The year’s 1967, Rod Stewart is making the transition from The Steampacket to The Jeff Beck Group and about to ditch pro-soccer for rock and roll.

Very soon, he’d ‘find [him]self a rock and roll band that needs a helping hand’ in The Faces, with the summer of love but a few seasons away.

Few rock and roll stars have achieved the continued success – and the opportunities of free love that presented themselves (and probably still do) as a result of fame and fortune – that Rod Stewart has.

At the height of his skin-tight trousered, spiky-boufanted rise to chart-topping success, the women were, by his own admission, in and out of his bed like a production line.

Being a true Scot in every sense of the word, ‘wine, women and song’ seems to have been a phrase penned for Rod the Mod. Well, swap ‘wine’ for ‘whisky’, and you’re probably even closer to the mark.

Would Rod Stewart have been eligible to drive in ’67?

The Jeff Beck Group in 1967. Front: Jeff Beck....

The Jeff Beck Group in 1967. Front: Jeff Beck. Rear (from left): Aynsley Dunbar, Rod Stewart, Ron Wood. (Photo credit: Wikipedia)

Turning up for a driving test reeking of stale perfume and last night’s scotch fumes would in no way have enamoured Rod Stewart with any driving instructor.

In Rod Stewart’s autobiography, released October 2012, he admits to sending his head honcho, roadie Pete Saunders, to take his driving test in his place.

Pete passed the driving test under Rod’s real name and, to this day, the renowned Celtic fan has never taken a driving test in the UK.

To be fair, it was probably not the brainchild of Rod himself.

The autobiography goes on to reveal that it was Roadie Pete – tired of chauffeuring Rod Stewart (and no doubt an endless procession of totty) around London – who suggested the ruse.

London back then was the place to be, with Rod Stewart in demand all over the capital.

Pete had enough on his plate rigging up the sets without having to worry about getting the star of the show from A to B in between performances.  If you now what I mean?
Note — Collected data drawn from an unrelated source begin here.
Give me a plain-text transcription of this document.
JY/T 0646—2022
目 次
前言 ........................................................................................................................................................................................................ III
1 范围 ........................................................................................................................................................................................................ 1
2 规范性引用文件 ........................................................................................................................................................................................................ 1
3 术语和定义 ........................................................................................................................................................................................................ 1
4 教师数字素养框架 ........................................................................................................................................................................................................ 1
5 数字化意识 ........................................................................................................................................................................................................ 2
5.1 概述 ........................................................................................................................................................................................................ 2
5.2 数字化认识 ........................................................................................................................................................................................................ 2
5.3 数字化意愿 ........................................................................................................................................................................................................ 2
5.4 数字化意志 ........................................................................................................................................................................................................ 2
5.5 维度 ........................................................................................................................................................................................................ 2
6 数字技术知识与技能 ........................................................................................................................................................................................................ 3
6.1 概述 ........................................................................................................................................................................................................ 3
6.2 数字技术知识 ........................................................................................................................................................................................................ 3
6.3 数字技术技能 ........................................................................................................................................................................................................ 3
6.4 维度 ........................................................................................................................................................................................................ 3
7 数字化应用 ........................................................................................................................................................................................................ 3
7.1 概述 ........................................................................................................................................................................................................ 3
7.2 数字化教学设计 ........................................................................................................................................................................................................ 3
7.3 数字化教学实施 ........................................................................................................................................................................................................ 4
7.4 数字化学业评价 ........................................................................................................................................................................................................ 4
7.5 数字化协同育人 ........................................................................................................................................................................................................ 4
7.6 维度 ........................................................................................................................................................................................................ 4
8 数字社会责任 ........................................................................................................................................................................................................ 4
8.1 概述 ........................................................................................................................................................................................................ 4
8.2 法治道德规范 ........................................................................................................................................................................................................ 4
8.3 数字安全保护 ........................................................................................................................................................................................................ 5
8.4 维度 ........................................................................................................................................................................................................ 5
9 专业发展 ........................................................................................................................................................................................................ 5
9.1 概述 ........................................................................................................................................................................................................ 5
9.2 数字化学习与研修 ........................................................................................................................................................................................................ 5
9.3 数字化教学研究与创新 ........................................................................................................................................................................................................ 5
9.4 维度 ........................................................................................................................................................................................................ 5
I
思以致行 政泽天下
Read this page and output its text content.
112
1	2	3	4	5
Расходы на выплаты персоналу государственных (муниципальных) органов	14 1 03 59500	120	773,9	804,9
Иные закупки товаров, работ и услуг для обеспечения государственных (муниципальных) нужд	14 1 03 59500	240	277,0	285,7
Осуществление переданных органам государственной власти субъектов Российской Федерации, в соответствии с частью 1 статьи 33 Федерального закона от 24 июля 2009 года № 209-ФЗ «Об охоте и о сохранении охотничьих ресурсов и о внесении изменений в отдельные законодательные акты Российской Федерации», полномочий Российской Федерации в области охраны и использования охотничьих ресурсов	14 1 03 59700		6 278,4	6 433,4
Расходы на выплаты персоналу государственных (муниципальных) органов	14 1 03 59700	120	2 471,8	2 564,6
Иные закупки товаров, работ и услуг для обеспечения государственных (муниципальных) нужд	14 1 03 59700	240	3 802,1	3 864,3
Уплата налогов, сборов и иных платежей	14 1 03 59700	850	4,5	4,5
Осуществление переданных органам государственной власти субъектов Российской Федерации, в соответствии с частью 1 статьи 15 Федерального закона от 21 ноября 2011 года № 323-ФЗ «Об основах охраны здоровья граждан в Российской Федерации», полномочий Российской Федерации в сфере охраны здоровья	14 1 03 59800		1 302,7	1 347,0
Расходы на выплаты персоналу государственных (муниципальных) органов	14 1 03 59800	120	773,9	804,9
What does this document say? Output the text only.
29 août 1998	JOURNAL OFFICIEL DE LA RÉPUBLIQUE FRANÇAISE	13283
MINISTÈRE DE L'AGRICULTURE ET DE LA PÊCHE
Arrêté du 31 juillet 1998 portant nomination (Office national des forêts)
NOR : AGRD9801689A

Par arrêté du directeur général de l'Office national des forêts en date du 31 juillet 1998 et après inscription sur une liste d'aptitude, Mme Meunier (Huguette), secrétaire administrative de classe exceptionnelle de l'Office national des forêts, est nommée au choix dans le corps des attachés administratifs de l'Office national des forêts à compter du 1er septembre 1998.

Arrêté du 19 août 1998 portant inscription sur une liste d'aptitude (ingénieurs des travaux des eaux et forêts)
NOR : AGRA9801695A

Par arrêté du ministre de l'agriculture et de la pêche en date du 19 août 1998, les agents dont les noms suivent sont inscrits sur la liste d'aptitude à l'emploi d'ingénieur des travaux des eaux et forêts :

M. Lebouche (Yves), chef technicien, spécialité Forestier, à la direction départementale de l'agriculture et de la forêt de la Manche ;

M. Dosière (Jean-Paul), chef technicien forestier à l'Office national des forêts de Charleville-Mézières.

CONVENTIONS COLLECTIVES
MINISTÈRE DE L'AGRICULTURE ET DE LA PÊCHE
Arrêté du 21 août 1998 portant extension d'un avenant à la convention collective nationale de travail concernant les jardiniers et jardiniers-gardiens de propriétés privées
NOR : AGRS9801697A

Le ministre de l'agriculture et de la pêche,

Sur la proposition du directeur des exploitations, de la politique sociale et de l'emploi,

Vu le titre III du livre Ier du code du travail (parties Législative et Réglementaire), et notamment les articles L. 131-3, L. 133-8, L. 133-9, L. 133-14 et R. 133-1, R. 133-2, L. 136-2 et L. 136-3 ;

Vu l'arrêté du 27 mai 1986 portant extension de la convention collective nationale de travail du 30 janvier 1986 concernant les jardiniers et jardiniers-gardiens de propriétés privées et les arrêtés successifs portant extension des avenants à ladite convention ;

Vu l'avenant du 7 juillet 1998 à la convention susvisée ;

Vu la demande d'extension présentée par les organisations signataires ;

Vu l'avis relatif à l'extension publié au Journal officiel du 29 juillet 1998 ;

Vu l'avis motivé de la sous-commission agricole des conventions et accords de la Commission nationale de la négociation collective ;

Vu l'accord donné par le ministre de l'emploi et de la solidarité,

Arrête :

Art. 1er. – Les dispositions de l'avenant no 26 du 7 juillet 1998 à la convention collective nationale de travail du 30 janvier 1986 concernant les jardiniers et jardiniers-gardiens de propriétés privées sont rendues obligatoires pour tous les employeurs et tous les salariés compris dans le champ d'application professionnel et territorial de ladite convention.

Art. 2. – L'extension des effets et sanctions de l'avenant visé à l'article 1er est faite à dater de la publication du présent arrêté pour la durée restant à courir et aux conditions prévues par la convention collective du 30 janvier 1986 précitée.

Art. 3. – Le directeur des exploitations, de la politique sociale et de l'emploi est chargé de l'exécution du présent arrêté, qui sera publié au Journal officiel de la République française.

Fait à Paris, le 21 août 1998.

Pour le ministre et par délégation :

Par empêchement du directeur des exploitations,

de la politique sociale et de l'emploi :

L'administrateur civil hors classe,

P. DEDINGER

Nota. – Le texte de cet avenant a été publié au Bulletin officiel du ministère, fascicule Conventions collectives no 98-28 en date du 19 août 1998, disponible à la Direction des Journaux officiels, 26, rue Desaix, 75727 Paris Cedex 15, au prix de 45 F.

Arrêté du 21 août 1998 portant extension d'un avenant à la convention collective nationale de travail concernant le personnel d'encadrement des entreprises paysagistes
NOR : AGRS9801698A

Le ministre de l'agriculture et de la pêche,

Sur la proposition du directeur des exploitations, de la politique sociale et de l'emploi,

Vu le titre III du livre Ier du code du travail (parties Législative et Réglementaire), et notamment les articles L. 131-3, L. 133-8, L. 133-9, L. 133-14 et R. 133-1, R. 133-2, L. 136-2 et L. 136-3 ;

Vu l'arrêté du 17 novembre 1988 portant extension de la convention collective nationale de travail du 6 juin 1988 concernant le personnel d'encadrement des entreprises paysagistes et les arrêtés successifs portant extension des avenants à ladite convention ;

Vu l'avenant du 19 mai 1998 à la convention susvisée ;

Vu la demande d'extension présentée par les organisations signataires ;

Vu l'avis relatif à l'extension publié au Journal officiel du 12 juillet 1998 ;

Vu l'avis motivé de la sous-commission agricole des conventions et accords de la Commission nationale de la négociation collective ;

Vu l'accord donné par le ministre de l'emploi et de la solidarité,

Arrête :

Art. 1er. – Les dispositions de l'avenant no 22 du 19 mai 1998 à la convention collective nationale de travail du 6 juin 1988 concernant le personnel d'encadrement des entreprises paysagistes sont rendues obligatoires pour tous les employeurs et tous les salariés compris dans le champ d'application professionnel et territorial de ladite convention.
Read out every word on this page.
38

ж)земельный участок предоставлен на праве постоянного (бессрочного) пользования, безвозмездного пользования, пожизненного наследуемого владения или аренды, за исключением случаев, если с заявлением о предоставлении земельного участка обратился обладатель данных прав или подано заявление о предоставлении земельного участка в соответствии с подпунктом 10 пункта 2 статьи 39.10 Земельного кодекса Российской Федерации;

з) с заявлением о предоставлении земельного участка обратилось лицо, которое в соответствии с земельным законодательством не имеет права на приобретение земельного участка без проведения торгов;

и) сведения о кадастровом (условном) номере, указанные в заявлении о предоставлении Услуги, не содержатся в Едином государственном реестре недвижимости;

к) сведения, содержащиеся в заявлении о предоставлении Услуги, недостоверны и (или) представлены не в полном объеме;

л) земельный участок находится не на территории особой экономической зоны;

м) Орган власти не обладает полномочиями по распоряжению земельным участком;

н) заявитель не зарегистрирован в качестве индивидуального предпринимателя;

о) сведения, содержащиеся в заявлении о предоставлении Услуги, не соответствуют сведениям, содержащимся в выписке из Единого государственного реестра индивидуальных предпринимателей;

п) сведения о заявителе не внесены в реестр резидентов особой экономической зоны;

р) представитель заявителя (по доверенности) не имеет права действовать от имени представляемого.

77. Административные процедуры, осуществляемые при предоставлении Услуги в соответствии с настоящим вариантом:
One day, the Wing Man simply strolled into a driving test centre, registered as Roderick Stewart of Highgate, London, took the driving test and passed it there and then on behalf of the man of the moment.

Rod Stewart does, however, now drive legally under his own name. He eventually sat his own driving test following one Atlantic Crossing to The States eight years later in 1975.